Ter zitting van de beroepscommissie van 23 oktober 2015, gehouden in de p.i. Vught, is gehoord klager.
Klagers raadsman, mr. R.W.J.M. te Pas, heeft schriftelijk meegedeeld dat hij niet in staat is ter zitting te verschijnen. Bij schrijven van 23 oktober 2015 heeft hij het standpunt van klager nader toegelicht.
De plaatsvervangend vestigingsdirecteur, [...], heeft bij schrijven van 12 oktober 2015 laten weten verhinderd te zijn ter zitting te verschijnen en verzocht om aanhouding van de behandeling van het beroep. De beroepscommissie heeft ter zitting het
aanhoudingsverzoek afgewezen.
Van hetgeen klager ter zitting naar voren heeft gebracht is een verslag opgemaakt. De directeur is in de gelegenheid gesteld een schriftelijke reactie te geven op hetgeen klager ter zitting naar voren heeft gebracht en is voorts verzocht een aantal
vragen te beantwoorden. Voorts is klager en/of zijn raadsman verzocht om de door klager genoemde schikking tussen klager en de woningcorporatie te sturen naar het secretariaat van de Raad.
Op 8 januari 2016 is de reactie van de directeur op het secretariaat van de Raad ingekomen. Deze reactie is doorgestuurd naar klager en zijn raadsman en zij zijn in de gelegenheid gesteld daarop te reageren.
Op 28 januari 2016 heeft klagers raadsman een aan klager gerichte brief d.d. 22 september 2015 van klagers woningcorporatie toegezonden aan het secretariaat van de Raad.

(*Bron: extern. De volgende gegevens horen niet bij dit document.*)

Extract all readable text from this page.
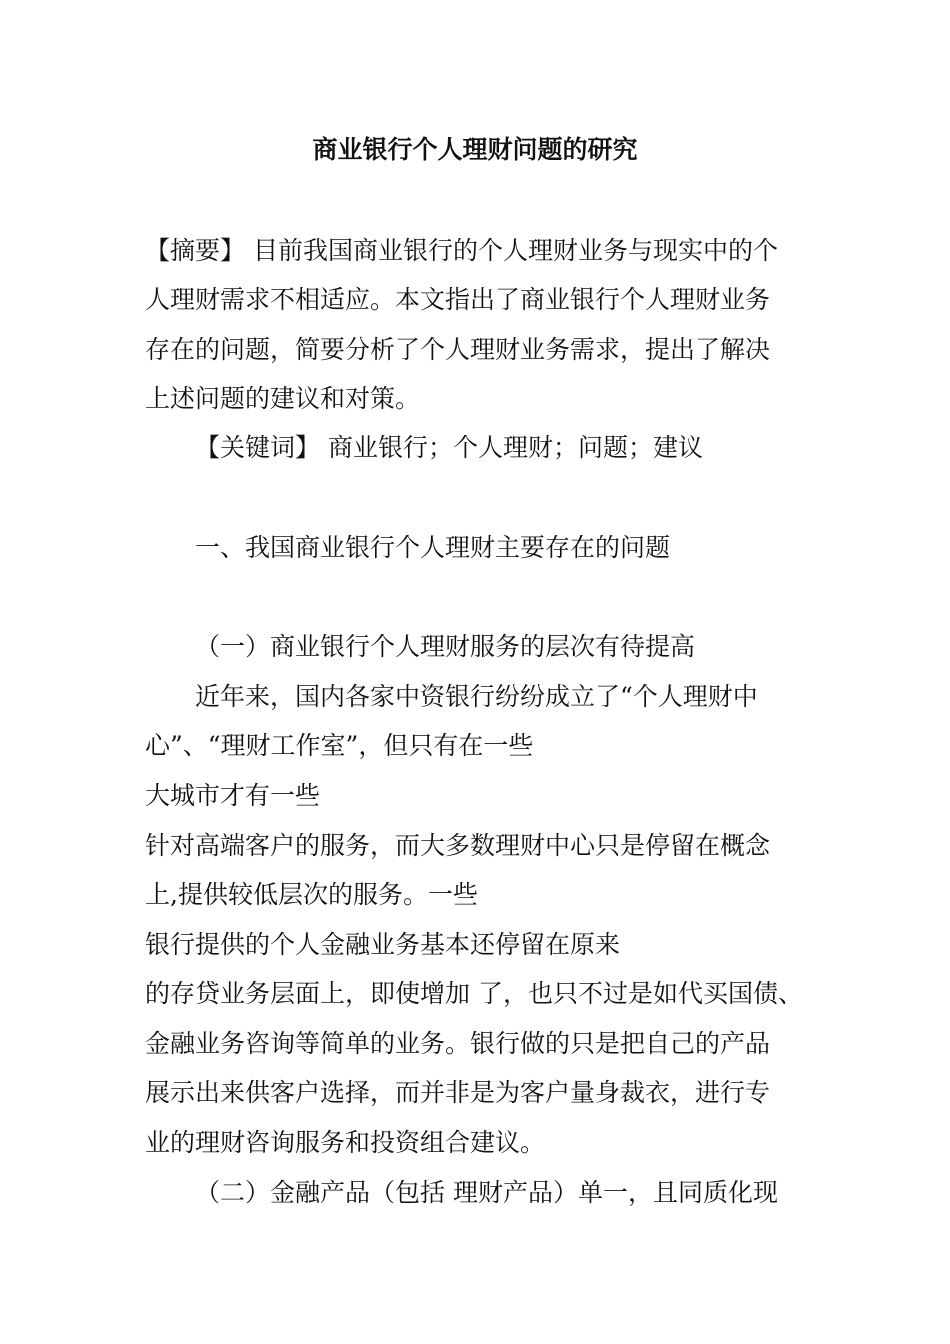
商业银行个人理财问题的研究
【摘要】 目前我国商业银行的个人理财业务与现实中的个
人理财需求不相适应。本文指出了商业银行个人理财业务
存在的问题，简要分析了个人理财业务需求，提出了解决
上述问题的建议和对策。
【关键词】 商业银行；个人理财；问题；建议
一、我国商业银行个人理财主要存在的问题
（一）商业银行个人理财服务的层次有待提高
近年来，国内各家中资银行纷纷成立了“个人理财中
心”、“理财工作室”，但只有在一些
大城市才有一些
针对高端客户的服务，而大多数理财中心只是停留在概念
上,提供较低层次的服务。一些
银行提供的个人金融业务基本还停留在原来
的存贷业务层面上，即使增加 了，也只不过是如代买国债、
金融业务咨询等简单的业务。银行做的只是把自己的产品
展示出来供客户选择，而并非是为客户量身裁衣，进行专
业的理财咨询服务和投资组合建议。
（二）金融产品（包括 理财产品）单一，且同质化现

Op grond van haar onderzoek overweegt en beslist de beroepscommissie als volgt:

1. De inhoud van het beklag en de uitspraak van de beklagcommissie
Het beklag betreft nalatigheid van klagers casemanager bij het aanvragen van bijzondere bijstand voor doorbetaling huur tijdens detentie bij de gemeente Rotterdam ten gevolge waarvan klagers woning is ontruimd.

De beklagcommissie heeft het beklag formeel gegrond verklaard op de gronden als in de aangehechte uitspraak weergegeven.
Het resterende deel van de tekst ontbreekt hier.